Cependant au lieu de sortir du camp du côté de l’hacienda dont la sombre silhouette se dessinait sinistre et menaçante au sommet de la colline, le Scalpeur fit faire un long circuit à la colonne qui côtoya les derrières du camp.

Le plus profond silence régnait dans la plaine, le camp et l’hacienda semblaient dormir, pas une lumière ne luisait dans l’ombre, on aurait cru en voyant un calme aussi profond que la plaine était déserte, mais ce calme factice renfermait dans ses flancs une tempête terrible prête à éclater au premier signal.

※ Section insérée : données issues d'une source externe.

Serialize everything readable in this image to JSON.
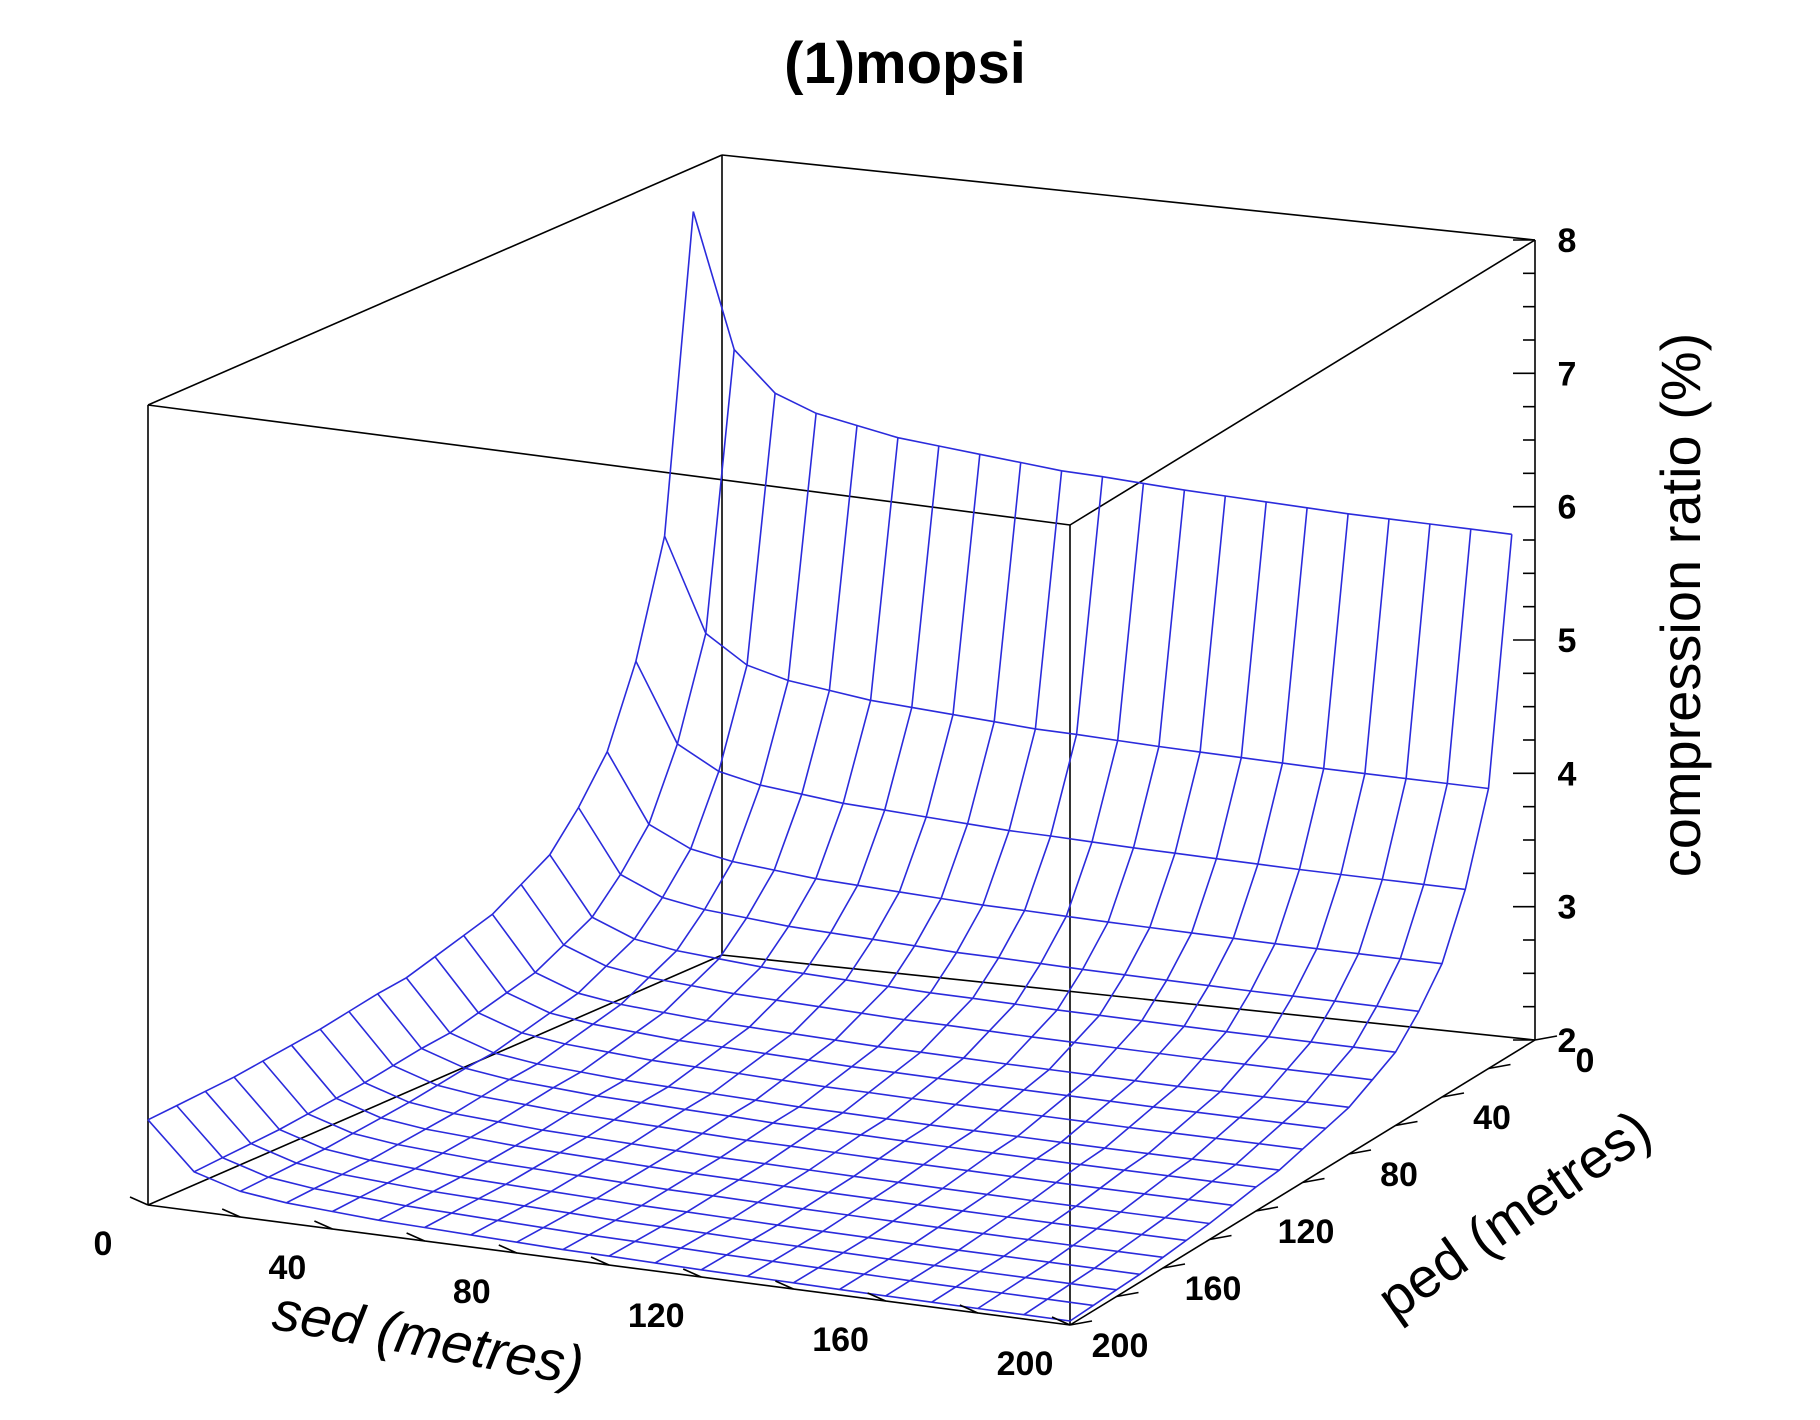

Ces hommes qui marchaient à pas de loups, sondant les ténèbres autour d’eux et le doigt placé sur la détente du rifle, sentaient battre leurs cœurs d’impatience d’en venir aux mains avec leurs ennemis.

Singulière coïncidence, étrange fatalité qui faisait à la même heure, pour ainsi dire au même moment, tenter une double surprise par les assiégeants et les assiégés et lançait à l’aveuglette les uns contre les autres des hommes qui chacun de leur côté s’avançaient avec l’espoir d’une réussite certaine, et convaincus qu’ils allaient surprendre endormis les ennemis trop confiants qu’ils brûlaient d’égorger.